One of the admirable consequences [of the reunification of Germany] is a flourishing cultural life no longer dominated by the notion of the artist as public conscience. Considering that, as we have lately seen, the artist is typically no more effective a vehicle of public conscience than the next person you pass in the street (and in Grass's case much less so), that's probably just as well.
I had to wrestle with this one for a good long time: why would Kamm believe artists might be no more effective a vehicle of public conscience than anyone else? I suspect the answer lies in that while many artists are known for being politically outspoken, they are not always also known for being astute.
There's nothing that says artists automatically have a more nuanced or genuine grasp of what are sometimes terribly murky issues than anyone else does. More often it's that they're skilled at drawing attention to such things or dramatizing them. Those skills are powerful and useful, but they don't automatically constitute analysis. Putting something up for display is not the same thing as thinking about it, and having the skill to express something with great drama doesn't automatically imply you understand its finer workings.
I'm not sure when or how exactly the idea that an artist is automatically also a voice of conscience and political truth crept into the public consciousness. If she is such things, it's because she's worked hard to earn them, to shape her insight in accord with evidence, and not merely refine the way it's expressed. People do not say wise things merely because they say them beautifully or in a novel way, but it's sure easy to believe they're wise because they're gorgeous or striking.
However it happened, we're at a point where we are rather in love with the idea that we can get both aesthetic heights and political wisdom from the same sources, that we can have one-stop shopping for our beauty and our truth.

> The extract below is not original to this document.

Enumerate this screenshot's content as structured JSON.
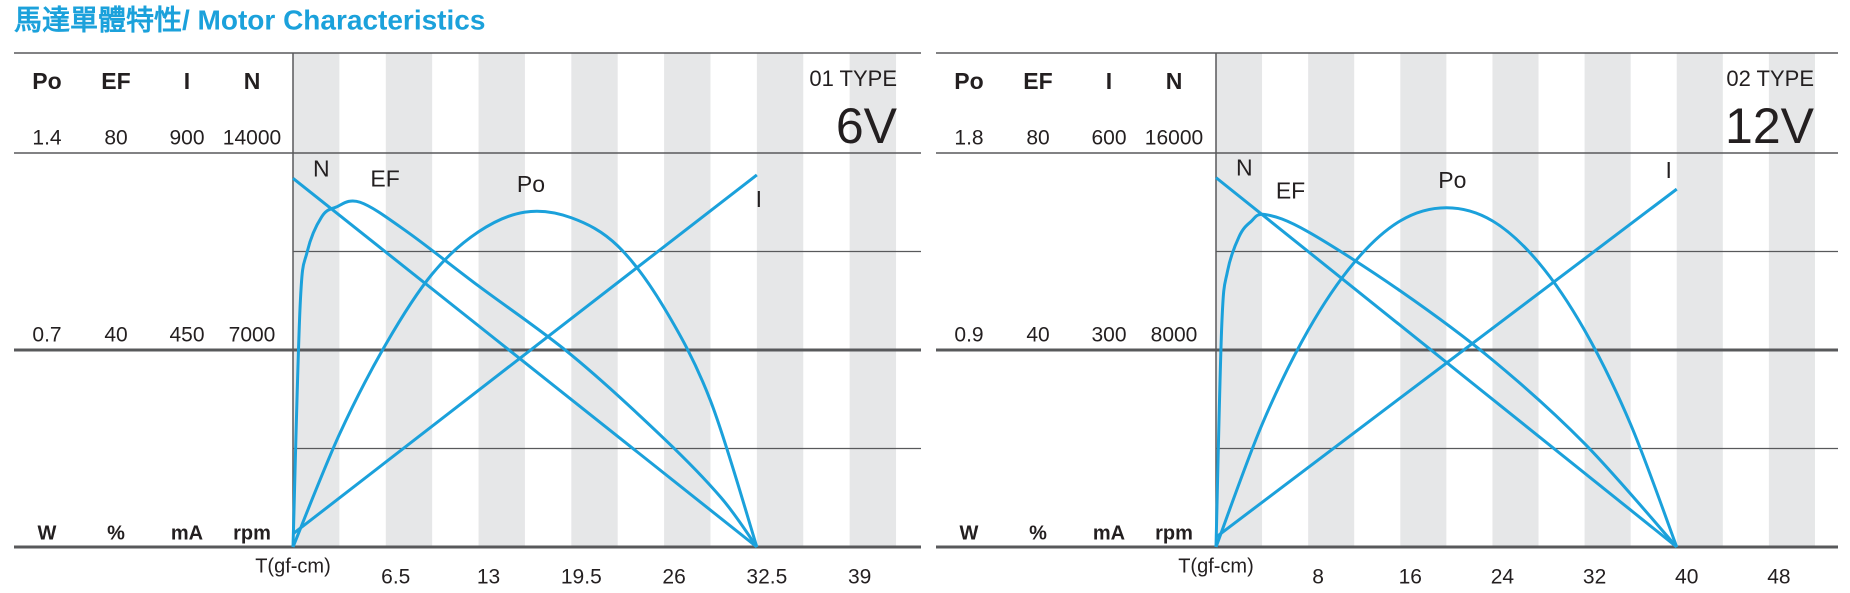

We turn to such people to be mouthpieces for this or that cause, and we like the fact that it gets the attention of millions. I think we'd do better in the long run to find the people who are in fact the experts in those domains and help them become the public face they need to be.
Note that I'm not saying we should excuse a brilliant artist for expressing politically despicable or naïve positions. (The former is more troubling than the latter.) Nor am I suggesting artists should not be politically engaged; if they want to get involved, they ought to. I'm saying that just because they are involved, that doesn't automatically make them wise or worth paying attention to, and that neither the fervor of their commitment nor the elegance of its expression are reliable measures of veracity. The truth is rarely pretty anyway.